According to Nicholas Bloom, an urban historian and professor at the New York Institute of Technology, the sheer magnitude of damage at some properties has made it uniquely difficult for the authority to carry out repairs. “The funding, design, and implementation challenges are unparalleled,” he said. As for the two-year wait for extensive Sandy-related renovations, Bloom praised the city agency for not “rushing a fix.”

An authority spokesperson echoed the need for patience: “Very early on in the aftermath of the storm, once we made temporary repairs to restore critical utilities, we made a determination that it would be irresponsible to simply repair in place and rebuild for short-term expediency instead of long-term sustainability, which could potentially compromise our infrastructure and leave our residents vulnerable.”

But this protracted wait has left some residents skeptical of the authority’s ability to care for its aging buildings. “When I see it, I’ll believe it,” said Carmen Gonzalez, 61, of the planned renovations. “They’re always promising.”

Amelia Riviera has called the Houses home for more than three decades, and the 57-year-old said the problems facing the buildings predate Sandy. “We had to wait for a storm to get help like this?” she asked, mentioning longtime issues like faulty elevators, broken security cameras, and trash on the facility’s grounds. “The buildings were already corrupt.”

Photo by Jesse Coburn

Photo by Jesse Coburn

The Coney Island Houses consist of five 14-story towers that accommodate 1,398 low-income residents. The buildings were completed in 1957—one of many high-rise, low-income developments built on the outskirts of the city.
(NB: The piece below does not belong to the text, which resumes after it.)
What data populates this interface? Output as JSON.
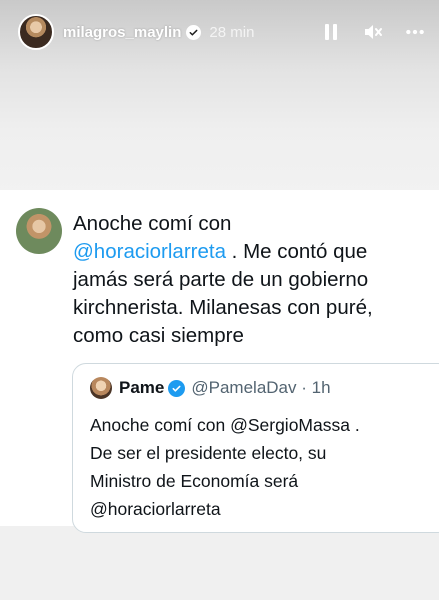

Cheap land, low population density, and preexisting poor communities made places like Coney Island and the Rockaways seem like logical places to put these new housing blocks. Since then, however, these beachside locations have proven a mixed blessing, as residents are isolated both geographically and economically from the rest of the city. Crime continues to trouble the neighborhood, although it has significantly improved in recent decades. And the area’s median household incomeremains among the city’s lowest.

But as the 2012 storm made painfully clear, natural phenomena count among the most serious threats to the neighborhood and its almost 10,000 public housing residents.

The city has received pointed criticism for its response to public housing impacted by Sandy. In “Weathering the Storm,” an independent report by a group of community advocacy and research organizations from 2013, the authors wrote: “The City’s response to Superstorm Sandy was slow and communication to residents before, during and after the storm was inadequate.”

But the report saw promise in the wave of progressive politicians and officials who have arrived in local public office in recent years. Chief among them is Mayor de Blasio, for whom housing is a central concern. And according to Judy Toro, the authority’s response time to work orders has improved in the past few months. Recently she received a new refrigerator, three years after submitting her request.

For residents like Toro, however, such developments will have to become the norm rather than the exception if perceptions of the authority are to improve. The upcoming renovations could represent such a sea change. But Toro is less than certain: “I’m not holding my breath.”